Additionally, the Baker administration allocated $31 million as part of an initial $186 million round of ARPA funding awarded in July 2021. The money was intended to give inpatient psychiatric facilities temporary supplemental payments to recruit clinical and direct care staff.
MassHealth too has invested heavily in mental health reforms, providing supplemental reimbursements to support services emergency rooms give to patients waiting for a psychiatric bed.
In January, the administration announced that MassHealth’s temporary pandemic 10 percent rate increase for outpatient behavioral health would be permanent.MassHealth also launched a new behavioral health urgent care program in February, which incentivizes mental health centers that serve MassHealth members to extend hours for those with urgent behavioral health needs.

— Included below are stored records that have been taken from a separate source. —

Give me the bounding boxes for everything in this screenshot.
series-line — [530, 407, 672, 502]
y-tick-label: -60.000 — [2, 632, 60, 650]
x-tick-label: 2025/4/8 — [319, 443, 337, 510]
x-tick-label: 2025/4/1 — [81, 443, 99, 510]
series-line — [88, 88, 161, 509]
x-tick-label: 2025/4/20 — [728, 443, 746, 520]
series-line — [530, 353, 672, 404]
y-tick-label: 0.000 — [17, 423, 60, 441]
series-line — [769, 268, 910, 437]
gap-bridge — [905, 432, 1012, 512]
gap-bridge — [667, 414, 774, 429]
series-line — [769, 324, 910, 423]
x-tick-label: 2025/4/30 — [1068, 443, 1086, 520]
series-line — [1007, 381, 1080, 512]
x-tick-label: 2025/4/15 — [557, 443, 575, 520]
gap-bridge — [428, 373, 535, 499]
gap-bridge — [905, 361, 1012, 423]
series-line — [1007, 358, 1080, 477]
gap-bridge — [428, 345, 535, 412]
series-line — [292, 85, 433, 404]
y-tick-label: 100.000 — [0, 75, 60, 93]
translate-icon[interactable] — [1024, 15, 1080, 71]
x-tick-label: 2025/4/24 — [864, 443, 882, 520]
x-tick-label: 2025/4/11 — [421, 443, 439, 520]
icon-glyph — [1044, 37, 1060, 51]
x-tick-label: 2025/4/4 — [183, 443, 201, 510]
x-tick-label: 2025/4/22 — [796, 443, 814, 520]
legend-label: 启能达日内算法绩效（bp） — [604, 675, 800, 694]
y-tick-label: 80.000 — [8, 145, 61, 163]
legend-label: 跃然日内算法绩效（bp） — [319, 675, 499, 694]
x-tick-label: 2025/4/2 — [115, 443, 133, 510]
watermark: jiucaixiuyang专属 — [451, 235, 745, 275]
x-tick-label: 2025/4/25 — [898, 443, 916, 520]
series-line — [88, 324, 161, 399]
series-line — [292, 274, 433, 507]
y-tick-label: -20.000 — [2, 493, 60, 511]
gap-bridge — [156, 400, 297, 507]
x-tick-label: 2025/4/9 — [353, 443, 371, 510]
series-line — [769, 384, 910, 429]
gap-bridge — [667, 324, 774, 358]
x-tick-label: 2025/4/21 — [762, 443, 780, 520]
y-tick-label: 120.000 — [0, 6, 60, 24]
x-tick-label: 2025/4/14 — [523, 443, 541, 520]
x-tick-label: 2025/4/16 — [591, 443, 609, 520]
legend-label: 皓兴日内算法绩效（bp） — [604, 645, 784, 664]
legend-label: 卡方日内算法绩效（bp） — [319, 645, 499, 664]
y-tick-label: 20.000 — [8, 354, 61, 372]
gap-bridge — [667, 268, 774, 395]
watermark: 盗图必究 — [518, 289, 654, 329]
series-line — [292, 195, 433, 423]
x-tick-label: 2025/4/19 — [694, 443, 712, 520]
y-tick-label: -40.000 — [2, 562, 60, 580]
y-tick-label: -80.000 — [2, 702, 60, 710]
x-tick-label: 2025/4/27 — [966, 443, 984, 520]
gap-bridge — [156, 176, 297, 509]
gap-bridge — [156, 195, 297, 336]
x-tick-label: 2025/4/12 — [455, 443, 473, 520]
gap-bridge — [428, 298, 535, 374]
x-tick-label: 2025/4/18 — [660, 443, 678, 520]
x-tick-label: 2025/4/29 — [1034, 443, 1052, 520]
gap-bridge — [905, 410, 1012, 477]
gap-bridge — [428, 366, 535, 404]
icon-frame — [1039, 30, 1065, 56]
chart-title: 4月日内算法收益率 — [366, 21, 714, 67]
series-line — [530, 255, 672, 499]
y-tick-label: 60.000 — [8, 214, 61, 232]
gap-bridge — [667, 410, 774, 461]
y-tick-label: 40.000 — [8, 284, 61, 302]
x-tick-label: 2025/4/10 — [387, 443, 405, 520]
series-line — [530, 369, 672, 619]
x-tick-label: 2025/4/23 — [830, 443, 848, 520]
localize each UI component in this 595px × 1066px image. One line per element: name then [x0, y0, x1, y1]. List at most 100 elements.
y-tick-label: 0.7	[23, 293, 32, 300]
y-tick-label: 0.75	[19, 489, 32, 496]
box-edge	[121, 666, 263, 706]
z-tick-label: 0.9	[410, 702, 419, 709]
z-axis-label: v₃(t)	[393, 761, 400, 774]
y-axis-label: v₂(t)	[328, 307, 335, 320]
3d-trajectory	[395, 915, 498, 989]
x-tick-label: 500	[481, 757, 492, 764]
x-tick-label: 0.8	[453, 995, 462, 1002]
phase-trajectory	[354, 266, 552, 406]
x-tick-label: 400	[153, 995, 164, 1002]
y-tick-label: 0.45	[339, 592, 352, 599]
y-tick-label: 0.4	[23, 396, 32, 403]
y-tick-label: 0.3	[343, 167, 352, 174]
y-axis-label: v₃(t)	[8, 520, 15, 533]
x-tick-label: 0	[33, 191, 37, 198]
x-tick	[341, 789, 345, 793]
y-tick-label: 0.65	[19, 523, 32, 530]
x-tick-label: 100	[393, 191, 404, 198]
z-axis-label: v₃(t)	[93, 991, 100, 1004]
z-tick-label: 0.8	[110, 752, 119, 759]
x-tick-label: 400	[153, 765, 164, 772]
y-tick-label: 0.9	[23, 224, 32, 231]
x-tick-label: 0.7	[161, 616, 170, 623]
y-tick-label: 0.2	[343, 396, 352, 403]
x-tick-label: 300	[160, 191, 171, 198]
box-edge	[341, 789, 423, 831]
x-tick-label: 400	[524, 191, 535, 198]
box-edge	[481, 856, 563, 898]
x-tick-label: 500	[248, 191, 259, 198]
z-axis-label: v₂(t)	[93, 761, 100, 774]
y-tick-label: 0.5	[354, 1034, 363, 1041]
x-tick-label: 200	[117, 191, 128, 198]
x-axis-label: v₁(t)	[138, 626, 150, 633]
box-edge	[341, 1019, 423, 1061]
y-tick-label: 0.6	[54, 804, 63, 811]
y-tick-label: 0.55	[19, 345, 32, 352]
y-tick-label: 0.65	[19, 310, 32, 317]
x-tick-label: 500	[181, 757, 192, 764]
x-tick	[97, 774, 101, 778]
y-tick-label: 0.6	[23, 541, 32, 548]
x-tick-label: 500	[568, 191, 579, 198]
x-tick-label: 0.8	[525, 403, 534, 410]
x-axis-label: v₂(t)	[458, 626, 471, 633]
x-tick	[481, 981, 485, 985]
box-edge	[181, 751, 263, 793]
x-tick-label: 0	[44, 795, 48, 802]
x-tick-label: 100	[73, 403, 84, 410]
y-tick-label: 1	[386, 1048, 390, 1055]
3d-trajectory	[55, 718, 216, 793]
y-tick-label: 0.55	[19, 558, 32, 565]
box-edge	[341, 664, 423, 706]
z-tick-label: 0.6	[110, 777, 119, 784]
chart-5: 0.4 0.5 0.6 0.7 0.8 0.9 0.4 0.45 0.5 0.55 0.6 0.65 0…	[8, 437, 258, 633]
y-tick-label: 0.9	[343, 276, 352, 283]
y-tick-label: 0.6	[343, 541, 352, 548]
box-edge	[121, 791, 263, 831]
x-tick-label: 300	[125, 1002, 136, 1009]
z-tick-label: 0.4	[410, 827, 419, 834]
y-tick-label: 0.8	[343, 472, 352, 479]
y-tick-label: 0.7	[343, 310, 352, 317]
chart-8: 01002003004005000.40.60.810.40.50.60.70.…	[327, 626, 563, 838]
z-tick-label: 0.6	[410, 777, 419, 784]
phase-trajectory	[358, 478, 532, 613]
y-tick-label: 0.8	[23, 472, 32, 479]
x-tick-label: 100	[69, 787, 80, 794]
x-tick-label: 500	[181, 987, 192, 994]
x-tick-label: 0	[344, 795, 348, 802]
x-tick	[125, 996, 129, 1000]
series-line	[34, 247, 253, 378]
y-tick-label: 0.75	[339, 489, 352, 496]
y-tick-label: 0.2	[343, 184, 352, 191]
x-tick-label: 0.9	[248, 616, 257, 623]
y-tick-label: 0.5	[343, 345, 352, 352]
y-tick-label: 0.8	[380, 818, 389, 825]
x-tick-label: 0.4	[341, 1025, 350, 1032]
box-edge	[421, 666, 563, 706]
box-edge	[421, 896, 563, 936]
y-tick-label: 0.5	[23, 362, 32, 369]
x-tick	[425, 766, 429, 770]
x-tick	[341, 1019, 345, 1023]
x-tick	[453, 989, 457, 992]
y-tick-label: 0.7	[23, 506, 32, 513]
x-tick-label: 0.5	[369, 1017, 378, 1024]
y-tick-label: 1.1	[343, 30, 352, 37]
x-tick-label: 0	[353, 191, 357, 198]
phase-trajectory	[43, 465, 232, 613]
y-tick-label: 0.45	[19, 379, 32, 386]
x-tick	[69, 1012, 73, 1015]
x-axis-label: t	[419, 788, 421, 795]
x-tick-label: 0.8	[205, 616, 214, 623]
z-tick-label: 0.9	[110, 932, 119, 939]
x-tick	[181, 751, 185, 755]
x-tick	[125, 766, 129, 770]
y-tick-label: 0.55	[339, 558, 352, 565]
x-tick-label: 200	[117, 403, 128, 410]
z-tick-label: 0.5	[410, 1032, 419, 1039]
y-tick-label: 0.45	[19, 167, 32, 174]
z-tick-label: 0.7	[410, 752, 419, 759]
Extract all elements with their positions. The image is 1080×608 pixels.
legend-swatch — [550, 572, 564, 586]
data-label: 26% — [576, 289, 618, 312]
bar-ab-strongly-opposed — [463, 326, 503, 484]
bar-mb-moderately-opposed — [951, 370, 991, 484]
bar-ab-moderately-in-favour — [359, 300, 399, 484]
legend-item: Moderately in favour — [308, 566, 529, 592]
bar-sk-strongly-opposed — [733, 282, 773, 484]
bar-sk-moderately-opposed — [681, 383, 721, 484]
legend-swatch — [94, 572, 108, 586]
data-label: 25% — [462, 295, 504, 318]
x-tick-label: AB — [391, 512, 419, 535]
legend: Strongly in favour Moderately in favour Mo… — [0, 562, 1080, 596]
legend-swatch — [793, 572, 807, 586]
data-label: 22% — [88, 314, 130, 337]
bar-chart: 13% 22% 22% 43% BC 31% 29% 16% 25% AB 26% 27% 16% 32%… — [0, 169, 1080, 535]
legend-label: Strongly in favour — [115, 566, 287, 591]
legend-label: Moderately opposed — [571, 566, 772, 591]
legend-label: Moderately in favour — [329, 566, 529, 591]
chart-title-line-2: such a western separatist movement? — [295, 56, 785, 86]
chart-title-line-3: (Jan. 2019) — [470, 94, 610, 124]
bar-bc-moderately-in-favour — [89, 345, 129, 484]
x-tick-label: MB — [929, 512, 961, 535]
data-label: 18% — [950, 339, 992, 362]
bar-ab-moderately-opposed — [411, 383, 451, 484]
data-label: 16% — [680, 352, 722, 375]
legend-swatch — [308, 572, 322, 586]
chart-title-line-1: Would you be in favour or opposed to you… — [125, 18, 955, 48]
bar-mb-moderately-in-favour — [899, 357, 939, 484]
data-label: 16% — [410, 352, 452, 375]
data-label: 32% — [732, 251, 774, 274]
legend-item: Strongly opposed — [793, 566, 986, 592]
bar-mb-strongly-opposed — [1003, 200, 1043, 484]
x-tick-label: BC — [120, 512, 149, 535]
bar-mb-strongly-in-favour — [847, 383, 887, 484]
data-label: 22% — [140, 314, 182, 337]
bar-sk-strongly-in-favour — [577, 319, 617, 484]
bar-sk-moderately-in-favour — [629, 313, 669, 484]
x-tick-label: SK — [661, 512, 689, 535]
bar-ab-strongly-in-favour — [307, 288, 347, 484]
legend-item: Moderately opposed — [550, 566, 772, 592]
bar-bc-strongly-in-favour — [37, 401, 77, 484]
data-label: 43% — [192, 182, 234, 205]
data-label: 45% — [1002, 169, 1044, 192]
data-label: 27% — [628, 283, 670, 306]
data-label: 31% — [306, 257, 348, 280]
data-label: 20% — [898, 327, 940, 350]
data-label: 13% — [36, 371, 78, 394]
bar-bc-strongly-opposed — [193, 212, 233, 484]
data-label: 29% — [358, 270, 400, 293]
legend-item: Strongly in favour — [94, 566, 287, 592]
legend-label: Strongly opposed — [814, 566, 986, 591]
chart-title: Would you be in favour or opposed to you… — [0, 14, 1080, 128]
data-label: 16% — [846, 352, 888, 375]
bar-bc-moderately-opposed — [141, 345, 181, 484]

A hospital diversion program to help discharge patients from emergency departments was additionally expanded by the administration from an initial pilot of 12 hospitals to 45 hospitals. As of late May, the program had assisted 448 adults and 275 youths.
“Obviously we’re concerned. There are urgent needs,” Mauch said. “That said, I’m the eternal optimist, they have been using some federal funds . . . and other ARPA funds to begin to implement some of this stuff even while this dispute is being worked out.”
Matteodo also said the $31 million funding “saved” the state’s psychiatric hospitals, which would have lost even more staff without it, and he said MassHealth and the governor’s administration had stepped up to find solutions to the crisis.
Despite those gains, many recognized that more was needed.
“We have a fundamental, systematic problem that we have not addressed fully,” Friedman said. “There is a lot more to do.”